Molte le carenze informative lamentate dai pazienti: infatti solo il 35%degli intervistati aveva sentito parlare della sua patologia prima della diagnosi, e prevalentemente attraverso la televisione e la radio o da parenti e amici, mentre più di due terzi degli intervistati (73%) non sa cosa sia un campione biologico, uno strumento fondamentale per una diagnosi corretta e per la ricerca di nuovi trattamenti, nel momento in cui il paziente decide di affidarlo ad una biobanca. «Quando questo accade, il paziente ha diritto non solo ad una informazione accurata, ma anche a dare un consenso informato alla ricerca, diverso e molto più dettagliato di quello che si firma per l’accesso alle cure» –spiega Elena Bravo, Senior Researcher dell’Istituto Superiore di Sanità.«Un paziente informato, consapevole delle potenzialità del proprio campione, oltre a vigilare su un uso corretto del proprio materiale biologico, può fornire un contributo essenziale nella definizione dei principi di gestione etici, sociali e scientifici».
Altro rilevante deficit informativo emerso dal sondaggio riguarda il Consenso Informato. L’80% degli intervistati dichiara di aver firmato un Consenso Informato, ma solo il 66% ritiene di aver ricevuto un’informazione chiara e completa sulle cure.«Il Consenso Informato non è un atto istantaneo»–DICE Francesco Angrilli, Responsabile Centro Diagnosi e Terapia Linfomi dell’Ospedale Civile Spirito Santo, Pescara –«bensì è una vera e propria procedura nell’ambito della quale il paziente deve essere anche messo nelle condizioni di porre domande e ricevere risposte dal medico, del tempo necessario, se lo ritiene, per discutere della proposta con i propri familiari, medici e/o persone di fiducia, prima di comunicare la propria decisione». Troppo spesso invece l’adesione si limita a una firma su un documento non compreso appieno e sottoscritto in un momento di grande fragilità emotiva.
In merito infine al supporto psicologico, più della metà dei pazienti intervistati (64%) ha dichiarato di non avere ricevuto alcuna proposta di assistenza specialistica: tutti coloro che, al contrario, hanno usufruito di uno psicologo attraverso i servizi offerti dalle Associazioni Pazienti, ne hanno tratto grandi benefici, a livello personale e di nucleo familiare.
Un’informazione negata o poco esaustiva si traduce in minori opportunità di opzioni di cura, come l’accesso a studi clinici sperimentali: meno del 20% vi ha partecipato e solo l’11% ha ricevuto spiegazioni di cosa si trattasse: il fatto che la stragrande maggioranza non abbia risposto alla domanda è chiaro segno di una mancanza di condivisione tra medici e pazienti delle informazioni sulle opzioni terapeutiche.

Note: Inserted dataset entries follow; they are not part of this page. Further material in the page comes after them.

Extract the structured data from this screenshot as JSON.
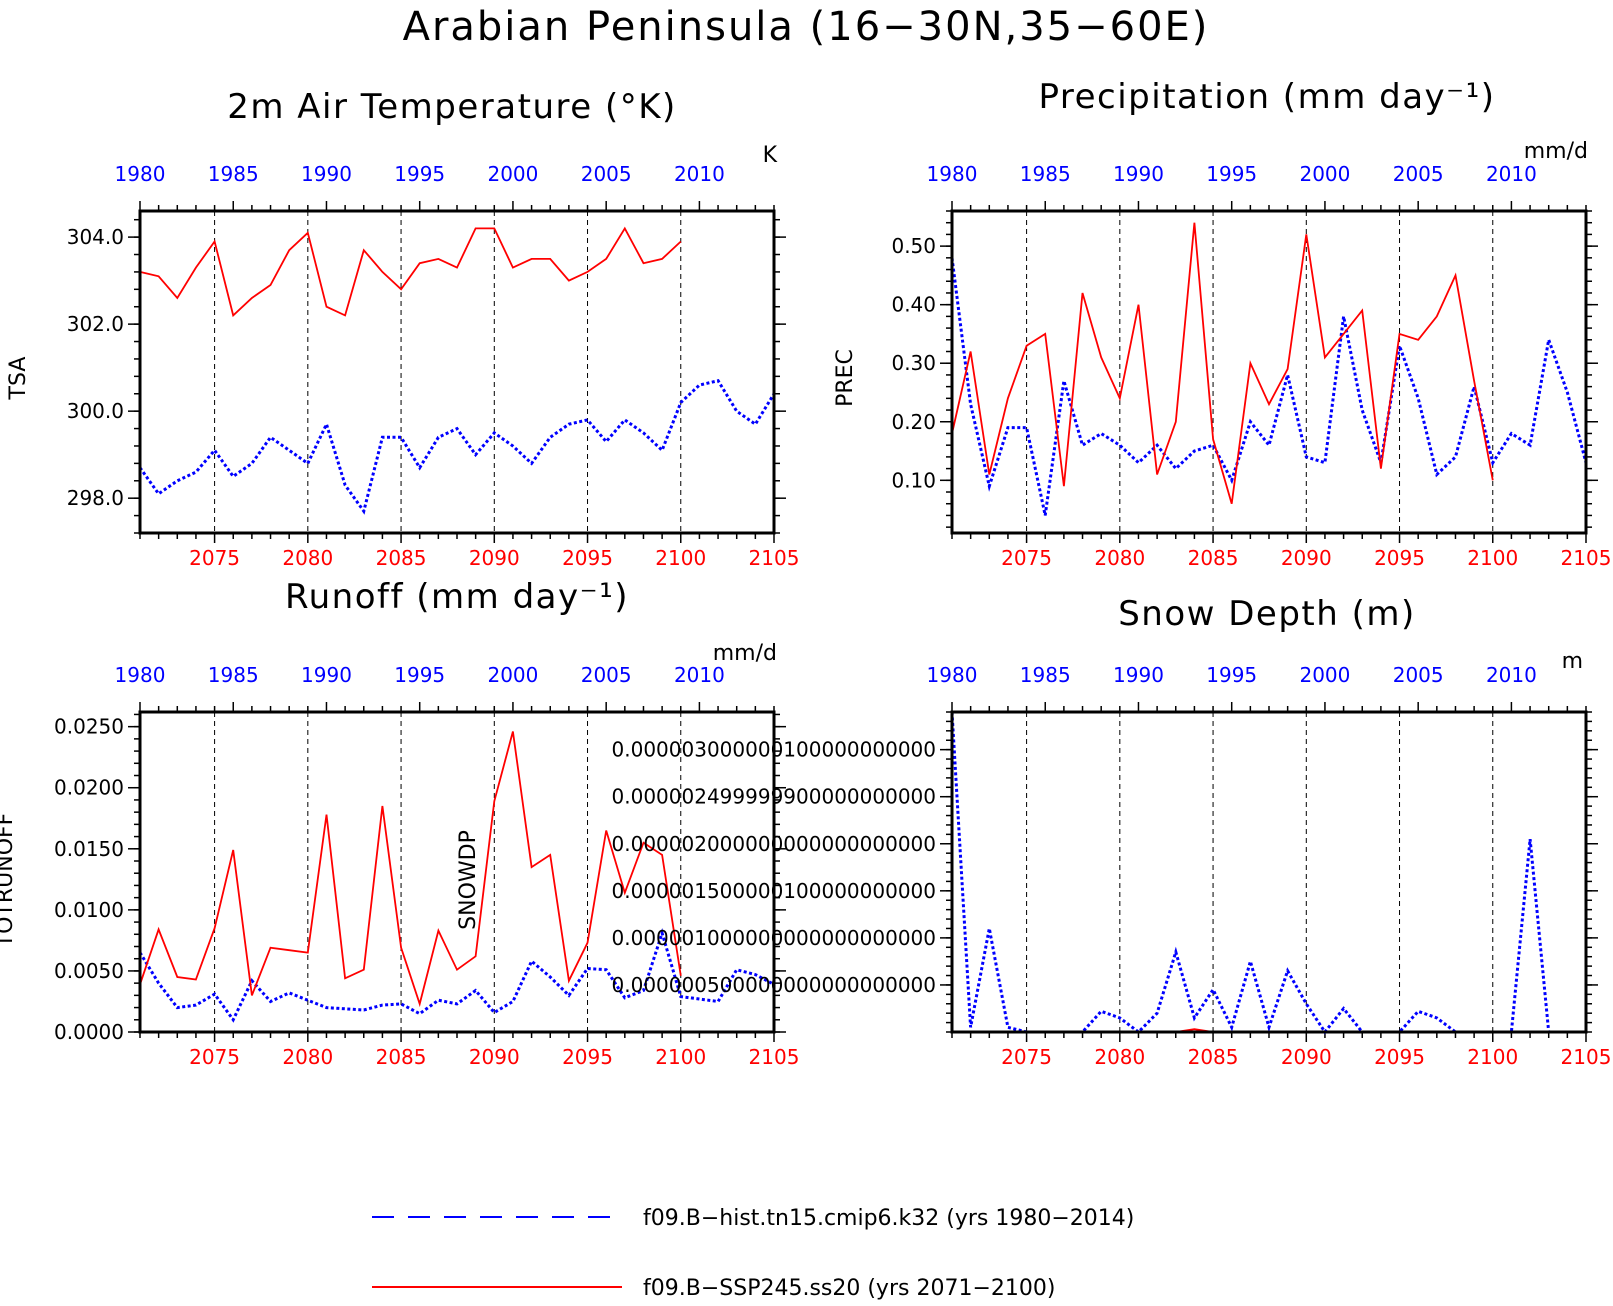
{
  "figure_title": "Arabian Peninsula (16−30N,35−60E)",
  "colors": {
    "hist": "#0000ff",
    "future": "#ff0000",
    "frame": "#000000"
  },
  "legend": {
    "entries": [
      {
        "label": "f09.B−hist.tn15.cmip6.k32 (yrs 1980−2014)",
        "color": "#0000ff",
        "style": "dashed"
      },
      {
        "label": "f09.B−SSP245.ss20 (yrs 2071−2100)",
        "color": "#ff0000",
        "style": "solid"
      }
    ]
  },
  "chart_data": [
    {
      "type": "line",
      "title": "2m Air Temperature (°K)",
      "ylabel": "TSA",
      "units_label": "K",
      "ylim": [
        297.2,
        304.6
      ],
      "yticks": [
        298.0,
        300.0,
        302.0,
        304.0
      ],
      "ytick_labels": [
        "298.0",
        "300.0",
        "302.0",
        "304.0"
      ],
      "top_xticks": [
        "1980",
        "1985",
        "1990",
        "1995",
        "2000",
        "2005",
        "2010"
      ],
      "bottom_xticks": [
        "2075",
        "2080",
        "2085",
        "2090",
        "2095",
        "2100",
        "2105"
      ],
      "grid": "dashed vertical at bottom-axis ticks",
      "series": [
        {
          "name": "f09.B−hist.tn15.cmip6.k32 (yrs 1980−2014)",
          "x_start": 2071,
          "values": [
            298.7,
            298.1,
            298.4,
            298.6,
            299.1,
            298.5,
            298.8,
            299.4,
            299.1,
            298.8,
            299.7,
            298.3,
            297.7,
            299.4,
            299.4,
            298.7,
            299.4,
            299.6,
            299.0,
            299.5,
            299.2,
            298.8,
            299.4,
            299.7,
            299.8,
            299.3,
            299.8,
            299.5,
            299.1,
            300.2,
            300.6,
            300.7,
            300.0,
            299.7,
            300.4
          ]
        },
        {
          "name": "f09.B−SSP245.ss20 (yrs 2071−2100)",
          "x_start": 2071,
          "values": [
            303.2,
            303.1,
            302.6,
            303.3,
            303.9,
            302.2,
            302.6,
            302.9,
            303.7,
            304.1,
            302.4,
            302.2,
            303.7,
            303.2,
            302.8,
            303.4,
            303.5,
            303.3,
            304.2,
            304.2,
            303.3,
            303.5,
            303.5,
            303.0,
            303.2,
            303.5,
            304.2,
            303.4,
            303.5,
            303.9
          ]
        }
      ]
    },
    {
      "type": "line",
      "title": "Precipitation (mm day⁻¹)",
      "ylabel": "PREC",
      "units_label": "mm/d",
      "ylim": [
        0.01,
        0.56
      ],
      "yticks": [
        0.1,
        0.2,
        0.3,
        0.4,
        0.5
      ],
      "ytick_labels": [
        "0.10",
        "0.20",
        "0.30",
        "0.40",
        "0.50"
      ],
      "top_xticks": [
        "1980",
        "1985",
        "1990",
        "1995",
        "2000",
        "2005",
        "2010"
      ],
      "bottom_xticks": [
        "2075",
        "2080",
        "2085",
        "2090",
        "2095",
        "2100",
        "2105"
      ],
      "grid": "dashed vertical at bottom-axis ticks",
      "series": [
        {
          "name": "f09.B−hist.tn15.cmip6.k32 (yrs 1980−2014)",
          "x_start": 2071,
          "values": [
            0.48,
            0.23,
            0.09,
            0.19,
            0.19,
            0.04,
            0.27,
            0.16,
            0.18,
            0.16,
            0.13,
            0.16,
            0.12,
            0.15,
            0.16,
            0.1,
            0.2,
            0.16,
            0.28,
            0.14,
            0.13,
            0.38,
            0.22,
            0.13,
            0.33,
            0.24,
            0.11,
            0.14,
            0.26,
            0.13,
            0.18,
            0.16,
            0.34,
            0.25,
            0.13
          ]
        },
        {
          "name": "f09.B−SSP245.ss20 (yrs 2071−2100)",
          "x_start": 2071,
          "values": [
            0.18,
            0.32,
            0.11,
            0.24,
            0.33,
            0.35,
            0.09,
            0.42,
            0.31,
            0.24,
            0.4,
            0.11,
            0.2,
            0.54,
            0.17,
            0.06,
            0.3,
            0.23,
            0.29,
            0.52,
            0.31,
            0.35,
            0.39,
            0.12,
            0.35,
            0.34,
            0.38,
            0.45,
            0.27,
            0.1
          ]
        }
      ]
    },
    {
      "type": "line",
      "title": "Runoff (mm day⁻¹)",
      "ylabel": "TOTRUNOFF",
      "units_label": "mm/d",
      "ylim": [
        0.0,
        0.0262
      ],
      "yticks": [
        0.0,
        0.005,
        0.01,
        0.015,
        0.02,
        0.025
      ],
      "ytick_labels": [
        "0.0000",
        "0.0050",
        "0.0100",
        "0.0150",
        "0.0200",
        "0.0250"
      ],
      "top_xticks": [
        "1980",
        "1985",
        "1990",
        "1995",
        "2000",
        "2005",
        "2010"
      ],
      "bottom_xticks": [
        "2075",
        "2080",
        "2085",
        "2090",
        "2095",
        "2100",
        "2105"
      ],
      "grid": "dashed vertical at bottom-axis ticks",
      "series": [
        {
          "name": "f09.B−hist.tn15.cmip6.k32 (yrs 1980−2014)",
          "x_start": 2071,
          "values": [
            0.0065,
            0.004,
            0.002,
            0.0022,
            0.0031,
            0.001,
            0.0042,
            0.0025,
            0.0032,
            0.0026,
            0.002,
            0.0019,
            0.0018,
            0.0022,
            0.0023,
            0.0015,
            0.0026,
            0.0023,
            0.0034,
            0.0016,
            0.0025,
            0.0058,
            0.0045,
            0.003,
            0.0052,
            0.0051,
            0.0028,
            0.0034,
            0.0081,
            0.0029,
            0.0027,
            0.0025,
            0.0051,
            0.0047,
            0.0039
          ]
        },
        {
          "name": "f09.B−SSP245.ss20 (yrs 2071−2100)",
          "x_start": 2071,
          "values": [
            0.0039,
            0.0084,
            0.0045,
            0.0043,
            0.0085,
            0.0149,
            0.003,
            0.0069,
            0.0067,
            0.0065,
            0.0178,
            0.0044,
            0.0051,
            0.0185,
            0.0069,
            0.0023,
            0.0083,
            0.0051,
            0.0062,
            0.0189,
            0.0246,
            0.0135,
            0.0145,
            0.0042,
            0.0073,
            0.0165,
            0.0114,
            0.0155,
            0.0145,
            0.0046
          ]
        }
      ]
    },
    {
      "type": "line",
      "title": "Snow Depth (m)",
      "ylabel": "SNOWDP",
      "units_label": "m",
      "ylim": [
        0.0,
        3.4e-06
      ],
      "yticks": [
        5e-07,
        1e-06,
        1.5e-06,
        2e-06,
        2.5e-06,
        3e-06
      ],
      "ytick_labels": [
        "0.000000500000000000000000",
        "0.000001000000000000000000",
        "0.000001500000100000000000",
        "0.000002000000000000000000",
        "0.000002499999900000000000",
        "0.000003000000100000000000"
      ],
      "top_xticks": [
        "1980",
        "1985",
        "1990",
        "1995",
        "2000",
        "2005",
        "2010"
      ],
      "bottom_xticks": [
        "2075",
        "2080",
        "2085",
        "2090",
        "2095",
        "2100",
        "2105"
      ],
      "grid": "dashed vertical at bottom-axis ticks",
      "series": [
        {
          "name": "f09.B−hist.tn15.cmip6.k32 (yrs 1980−2014)",
          "x_start": 2071,
          "values": [
            3.4e-06,
            5e-08,
            1.1e-06,
            5e-08,
            0.0,
            0.0,
            0.0,
            0.0,
            2.2e-07,
            1.5e-07,
            0.0,
            2e-07,
            8.5e-07,
            1.5e-07,
            4.5e-07,
            5e-08,
            7.5e-07,
            5e-08,
            6.5e-07,
            3e-07,
            0.0,
            2.5e-07,
            0.0,
            0.0,
            0.0,
            2.2e-07,
            1.5e-07,
            0.0,
            0.0,
            0.0,
            0.0,
            2.05e-06,
            0.0,
            0.0,
            0.0
          ]
        },
        {
          "name": "f09.B−SSP245.ss20 (yrs 2071−2100)",
          "x_start": 2071,
          "values": [
            0.0,
            0.0,
            0.0,
            0.0,
            0.0,
            0.0,
            0.0,
            0.0,
            0.0,
            0.0,
            0.0,
            0.0,
            0.0,
            3e-08,
            0.0,
            0.0,
            0.0,
            0.0,
            0.0,
            0.0,
            0.0,
            0.0,
            0.0,
            0.0,
            0.0,
            0.0,
            0.0,
            0.0,
            0.0,
            0.0
          ]
        }
      ]
    }
  ]
}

I percorsi terapeutici oggi si snodano attraverso tempi sempre meno trascorsi nelle strutture ospedaliere e sempre più sul territorio e i pazienti, diversamente da un tempo, a volte riescono a condurre una vita vicina alla normalità, prevalentemente vissuta lontano dal proprio specialista di riferimento: per questo il ruolo del MMG è determinante. «Al fine di evitare ulteriori disagi al paziente, già provato dal carico della malattia» –sottolinea infatti Paolo Spriano, Vice Presidente SNAMID –«è auspicabile che si migliori la comunicazione tra specialista ematologo e MMG e tra queste due figure mediche e il paziente, creando quella triangolazione necessaria a trasferire in modo corretto le informazioni che riguardano l’evoluzione della patologia e della cura. In uno scenario di crescita di consapevolezza sul ruolo della comunicazione tra medico e paziente, le Associazioni, grazie anche al loro capitale di speranza e di esperienza, possono svolgere un ruolo di grande supporto».